Hale County schools learning online through at least Tuesday


Hale County High School

COVID-19’s omicron variant is taking a toll everywhere, but small, rural school systems are facing extra challenges.

For the Hale County School District, there are so many staff members and students out of work or school that it made sense to move back to virtual learning through at least Jan. 18, system officials said.

“As the week has progressed, our numbers have increased dramatically,” sale Hale County High School Principal Ronnie Garner.

Hale County is far from alone, considering Tuscaloosa City Schools reinstated their mask mandate beginning Jan. 18, and Greene County, Pickens County and Fayette County all swapped to virtual learning through the end of the week.

“Right now, we have nine staff members who have either tested positive or feel like they will test positive,” Garner said. “(Tuesday) we had over 100 students out. (Wednesday) we are over 100 again. Being a small school, 120 or so kids out, that is approximately one-third of our population.”

Hale County Superintendent Michael Ryans said between the number of teachers and students out, the board decided virtual learning was the best option.

“We have been trying to do everything possible to keep the schools open,” Ryans said. “Since there is an opportunity to have a five-day period away from school, we decided to go remote for the next five days, which includes the holiday Monday.”

But in Hale County, remote learning comes with its own challenges. Because many students live in rural areas, decent internet access isn’t always available.

“We put buses in place for broadband hotspots,” Ryans said. “Some of those areas were not effective, either. We are having to provide packages for instruction and electronic devices.”

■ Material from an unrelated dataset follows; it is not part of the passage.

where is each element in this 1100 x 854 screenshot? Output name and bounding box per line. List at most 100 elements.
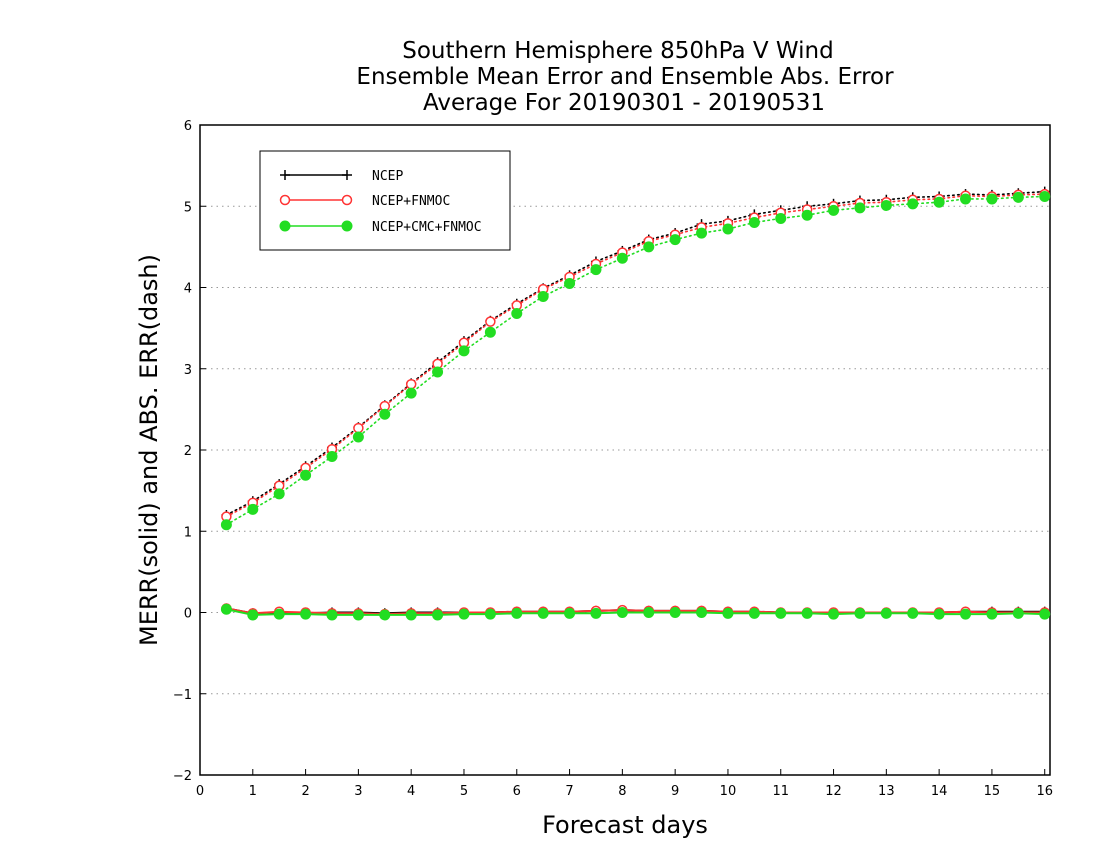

While their system is small, it’s times like these that Ryans said their big hearts really show.

“We are fortunate to have a staff at each school that is very supportive of one another,” Ryans said. “When bus drivers go down, we have principals who agree to drive those bus routes.”

And that’s not COVID-specific, he said. They’ve done it before and they’ll do it again, just to make sure their students get to school and back.

In-person learning is expected to resume Tuesday, Jan. 18.